The Productivity Commission came to Parliament yesterday with some practical advice on how to move to a fossil-fuel-free economy.

But it raised some hard questions for MPs about the role that distribution or lines companies might play in the transition.

And one Commissioner, the former Treasury Secretary, the author of much of Rogernomics and former ACT candidate, Graham Scot, would have surprised the committee when he  said it might need the Government to legislate and regulate to force the companies to play their role.

The Commission was before Parliament’s Finance and Expenditure Committee, and MPs wanted to talk about the report on a low emissions economy which the Commission produced in August and which said electricity generation would be likely to need to increase by at least 50% by 2050.

“An abundant supply of low-cost, low-emissions electricity will be important as other parts of the economy switch from fossil fuels to electricity, particularly transport.

“Regulatory reform to facilitate the expansion of both grid-scale and distributed renewable energy generation is needed alongside the removal of barriers to innovative technologies that assist consumers to manage their demand during peaks.”

This caught the attention of Parliament’s Finance and Expenditure Committee, who for only the second time in the Commission’s eight-year history asked for a meeting with the Commission.

The Productivity Commission team face the Committee

The chair of the Commision, Murray Sherwin, said they were confident there was enough potential renewable generation capacity to meet the target.

“But if you are going to make this transition effectively then you can’t have power prices cranking up because you want people to use more of it, not less,” he said.

“So you are relying on the declining cost of some of that technology to make it work.

“There are some very tricky regulatory and competition management issues in there.

“You’ve got competitive generators at one end, feeding into a natural monopoly grid with local monopoly networks and now you have got behind the meter, solar in particular, opportunities coming up.”

(Behind the meter generation is simply generation that takes place in a consumer’s home. It may in some cases be fed back into the grid.)

Sherwin said another problem was the currently both the Commerce Commission and the Electricity Authority butted up against each other in regulatory forms “sometimes a bit uncomfortably.”

“So there is some tricky stuff to do there.”

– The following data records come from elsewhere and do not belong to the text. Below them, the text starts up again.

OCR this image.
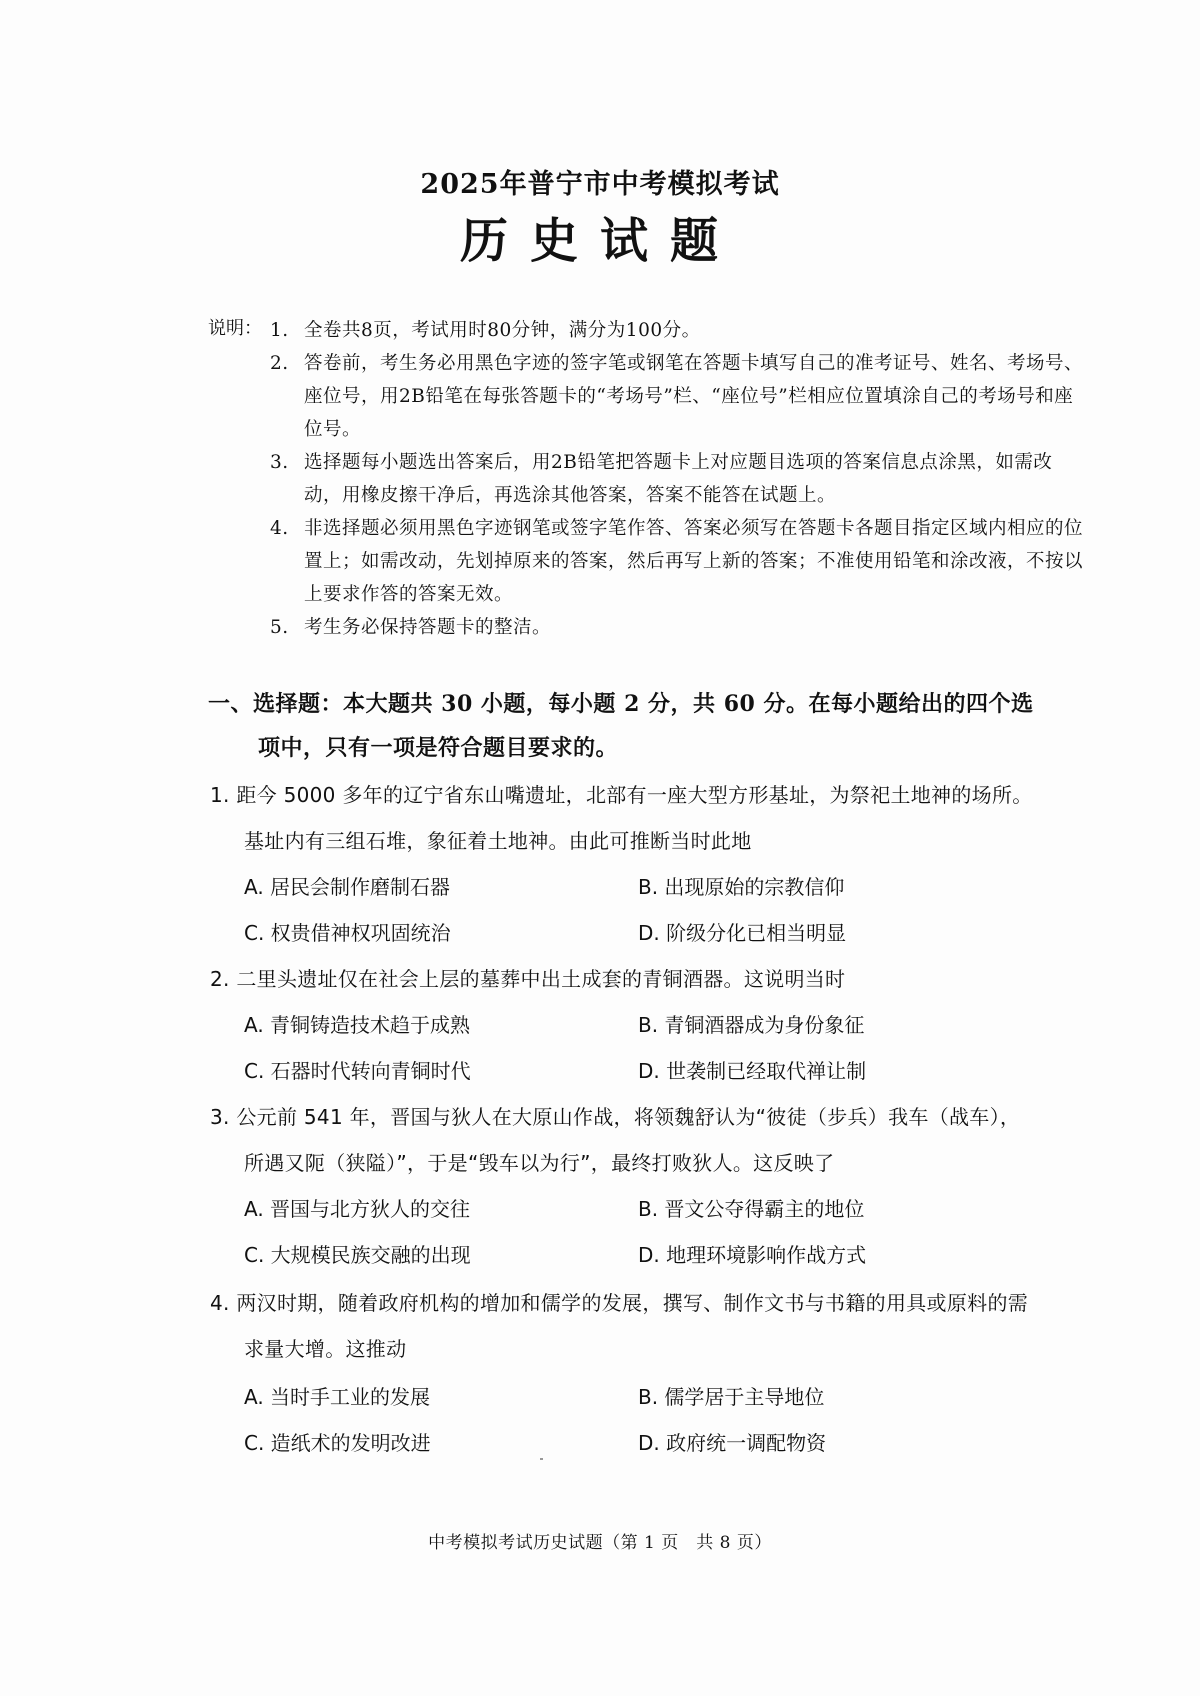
2025年普宁市中考模拟考试
历史试题
说明： 1. 全卷共8页，考试用时80分钟，满分为100分。
2. 答卷前，考生务必用黑色字迹的签字笔或钢笔在答题卡填写自己的准考证号、姓名、考场号、座位号，用2B铅笔在每张答题卡的“考场号”栏、“座位号”栏相应位置填涂自己的考场号和座位号。
3. 选择题每小题选出答案后，用2B铅笔把答题卡上对应题目选项的答案信息点涂黑，如需改动，用橡皮擦干净后，再选涂其他答案，答案不能答在试题上。
4. 非选择题必须用黑色字迹钢笔或签字笔作答、答案必须写在答题卡各题目指定区域内相应的位置上；如需改动，先划掉原来的答案，然后再写上新的答案；不准使用铅笔和涂改液，不按以上要求作答的答案无效。
5. 考生务必保持答题卡的整洁。
一、选择题：本大题共 30 小题，每小题 2 分，共 60 分。在每小题给出的四个选
项中，只有一项是符合题目要求的。
1. 距今 5000 多年的辽宁省东山嘴遗址，北部有一座大型方形基址，为祭祀土地神的场所。
基址内有三组石堆，象征着土地神。由此可推断当时此地
A. 居民会制作磨制石器	B. 出现原始的宗教信仰
C. 权贵借神权巩固统治	D. 阶级分化已相当明显
2. 二里头遗址仅在社会上层的墓葬中出土成套的青铜酒器。这说明当时
A. 青铜铸造技术趋于成熟	B. 青铜酒器成为身份象征
C. 石器时代转向青铜时代	D. 世袭制已经取代禅让制
3. 公元前 541 年，晋国与狄人在大原山作战，将领魏舒认为“彼徒（步兵）我车（战车），
所遇又阨（狭隘）”，于是“毁车以为行”，最终打败狄人。这反映了
A. 晋国与北方狄人的交往	B. 晋文公夺得霸主的地位
C. 大规模民族交融的出现	D. 地理环境影响作战方式
4. 两汉时期，随着政府机构的增加和儒学的发展，撰写、制作文书与书籍的用具或原料的需
求量大增。这推动
A. 当时手工业的发展	B. 儒学居于主导地位
C. 造纸术的发明改进	D. 政府统一调配物资
中考模拟考试历史试题（第 1 页　共 8 页）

 Productivity Commission Chair, Murray Sherwin

Scott said New Zealand was moving from an electricity system which has been defined by a cluster of big powerful organisations selling off to a highly dis-aggregated customer base.

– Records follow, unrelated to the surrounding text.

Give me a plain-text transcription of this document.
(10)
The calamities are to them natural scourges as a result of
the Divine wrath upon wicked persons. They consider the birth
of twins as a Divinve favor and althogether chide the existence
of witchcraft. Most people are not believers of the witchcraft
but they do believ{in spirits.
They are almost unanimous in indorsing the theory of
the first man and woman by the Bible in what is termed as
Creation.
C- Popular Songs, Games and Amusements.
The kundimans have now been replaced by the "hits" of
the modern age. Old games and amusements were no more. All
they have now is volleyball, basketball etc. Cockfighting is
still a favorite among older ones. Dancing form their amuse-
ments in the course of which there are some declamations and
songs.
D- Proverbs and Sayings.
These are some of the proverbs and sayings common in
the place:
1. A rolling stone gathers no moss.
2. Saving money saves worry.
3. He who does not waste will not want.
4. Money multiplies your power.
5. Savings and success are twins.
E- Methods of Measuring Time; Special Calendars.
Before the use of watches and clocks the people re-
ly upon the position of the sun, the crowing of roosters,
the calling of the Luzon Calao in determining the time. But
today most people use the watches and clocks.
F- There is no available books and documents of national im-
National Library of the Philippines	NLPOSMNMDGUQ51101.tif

“What’s happening because of the disruptive technologies and the possibilities of behind the meter generation, conservation, localised generation and localised battery storage and all of that is to make sure that the regulatory framework doesn’t inhibit the development of those things,” he said.

“The distribution companies find this a bit uncomfortable for obvious reasons.

“The regulatory frameworks around those companies must not be used to allow those companies to add to their regulated monopoly functions.”

He said there should be a regulatory environment which allowed people to innovate and try different things.

 “The other thing that is going to be controversial and difficult over a long period is what to do about dry years and about daily fluctuations in generation from the renewables.

“What happens when you get a cold day in winter, and  the wind doesn’t blow anywhere.”

Scott said the Commission’s climate change advice relied heavily on electrifying all kinds of processes.

“That means you have got to do something about those cold nights in winter and so on.

 “So you have got to be pretty careful not  to drive the use of gas out of those peaks because you could end up with other  options like having to have far more wind energy just sitting around in case that happens which is not a sensible use of resources.”

Sherwin said the demand side also mattered and that it might be possible to use time-based pricing to encourage people to charge their electric vehicles off-peak and possibly even to use surplus power at times to hydrolyse water to make hydrogen.

 “If you can fill the troughs in then the economics of the distribution system become a whole lot stronger.”

But Green MP Gareth Hughes made the point that getting the lines companies together or even getting transmission pricing sorted out was taking years.

Scott said it was pretty clear that trying to get the regional distribution companies to think about amalgamations was a massive political issue.

“Quite a lot of the capability that is necessary to get this demand side working and expecting it to happen over and over again in a different way with all those lines companies is just going to take too long.

“So we have been thinking input shared services or other ways of organising that infrastructure so that it all just doesn’t get lost in a political battle between the lines companies but is something that is shared across them, and that would require quite possibly some legislation and some kind of Government leadership.

 Given the way parochial politics has introduced into the Electricity Authority’s review of transmission pricing, the likelihood that the Government might want to force change ion the lines companies might seem remote.

But the Prime Minister has set dealing with climate change as one of her key priorities.

Her MPs might have to steel themselves for some bold reforms.